Guilain Mathe

Sécurité, gouvernance rebelle et formation de l’État au Kivu, République Démocratique du Congo (2004 – 2013)

Guilain Mathe est Docteur ès science politique (études de conflits et de paix) à l’Université de Lausanne. Il est également défenseur des Droits de l’Homme (Chargé du monitoring des libertés académiques) au sein du réseau Scholars at Risk (SAR) basé à l’Université de New York. Avant ses études doctorales, il a obtenu un Diplôme d’études supérieures spécialisées (DESS) en Gestion des conflits et paix en 2011. Ses recherches et publications portent sur les Acteurs armés non-étatiques, la Gouvernance et la Réforme du Secteur de Sécurité et le Statebuilding, avec un intérêt particulier pour les Sociétés dites fragiles et (post-)conflictuelles d’Afrique Subsaharienne. Il a soutenu sa thèse en avril 2018, sous la direction du Prof. Graz (IEPHI).
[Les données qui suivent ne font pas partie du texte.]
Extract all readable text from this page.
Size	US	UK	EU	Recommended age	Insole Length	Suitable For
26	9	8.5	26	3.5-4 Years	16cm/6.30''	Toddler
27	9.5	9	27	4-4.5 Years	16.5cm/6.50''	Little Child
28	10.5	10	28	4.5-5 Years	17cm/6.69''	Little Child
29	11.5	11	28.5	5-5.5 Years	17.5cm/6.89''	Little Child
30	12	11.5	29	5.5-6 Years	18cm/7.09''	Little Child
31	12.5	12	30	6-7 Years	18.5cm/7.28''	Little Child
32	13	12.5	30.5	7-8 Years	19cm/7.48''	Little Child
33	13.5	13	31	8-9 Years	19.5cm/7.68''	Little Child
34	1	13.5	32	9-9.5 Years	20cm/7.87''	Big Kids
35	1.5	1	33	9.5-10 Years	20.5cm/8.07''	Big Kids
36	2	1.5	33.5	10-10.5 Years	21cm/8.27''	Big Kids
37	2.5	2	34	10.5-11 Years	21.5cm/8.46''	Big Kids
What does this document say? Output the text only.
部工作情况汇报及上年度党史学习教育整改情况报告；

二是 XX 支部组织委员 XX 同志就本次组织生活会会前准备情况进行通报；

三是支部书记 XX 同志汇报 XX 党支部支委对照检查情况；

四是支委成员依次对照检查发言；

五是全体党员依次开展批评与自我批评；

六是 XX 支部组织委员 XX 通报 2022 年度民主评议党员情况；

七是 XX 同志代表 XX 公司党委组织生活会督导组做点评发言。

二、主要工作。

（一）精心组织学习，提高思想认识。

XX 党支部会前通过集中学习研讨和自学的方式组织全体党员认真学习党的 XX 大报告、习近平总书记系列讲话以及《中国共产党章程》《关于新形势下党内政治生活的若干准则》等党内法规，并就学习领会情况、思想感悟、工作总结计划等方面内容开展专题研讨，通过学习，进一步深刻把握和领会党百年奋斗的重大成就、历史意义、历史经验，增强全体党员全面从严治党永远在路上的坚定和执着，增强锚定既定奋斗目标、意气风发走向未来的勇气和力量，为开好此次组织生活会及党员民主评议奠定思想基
Cette thèse examine les rapports entre la gouvernance rebelle et la formation de l’État dans le contexte des guerres civiles de la période post-Guerre froide. Elle se focalise sur la régulation de la sécurité des civils sur les territoires sous le contrôle des rebelles. L’étude de la gouvernance de la sécurité sur le territoire rebelle soulève des enjeux complexes qui sont à la fois théoriques, méthodologiques et politiques. Ceux-ci se rapportent particulièrement à la tendance à la dépolitisation des guerres civiles d’après la Guerre froide dans les approches dominantes des guerres civiles en science politique.  S’inscrivant dans la suite des études critiques des relations internationales (études de conflits et de paix), cette thèse suggère un cadre heuristique pour analyser les « interactions complexes » entre guerres civiles et formation de l’État aujourd’hui : la négociation de l’autonomie de l’État dans la guerre civile. L’objectif de ce cadre d’analyse consiste à reconceptualiser partiellement et à illustrer partiellement la gouvernance rebelle dans son rapport avec la formation de l’Etat. D’une part, cette thèse (re)conceptualise la gouvernance rebelle comme un processus dynamique et partiellement indéterminé de négociation par les insurgés d’un ordre politique « hybride », qui est caractérisé par une triple multispatialité (c’est-à-dire une triple interaction entre les sphères domestique et inter/transnationale) : la multispatialité des enjeux de la négociation (multifactorialité de la gouvernance rebelle) ; la multispatialité des ressources de la négociation (multicausalité de la gouvernance rebelle) ; et la multispatialité des effets de la négociation sur l’institutionnalisation des rapports de pouvoir (réflexivité duelle de la gouvernance rebelle). D’autre part, pour illustrer ce cadre d’analyse, cette thèse procède par une étude de cas approfondie de la régulation de la sécurité par les rebelles congolais du Congrès National pour la Défense du Peuple (CNDP), apparue en 2004 dans la région du Kivu en pleine transition post-conflictuelle et qui s’est transformé en Mouvement du 23 mars (M23) en 2012. L’analyse repose sur une multiplicité de sources incluant principalement l’analyse des discours des rebelles ; l’observation ethnographique des dynamiques sécuritaires sur le territoire rebelle ; les entretiens centrés avec les rebelles et les civils et l’analyse des rapports de la mission onusienne et du Groupe d’experts de l’ONU sur la RDC.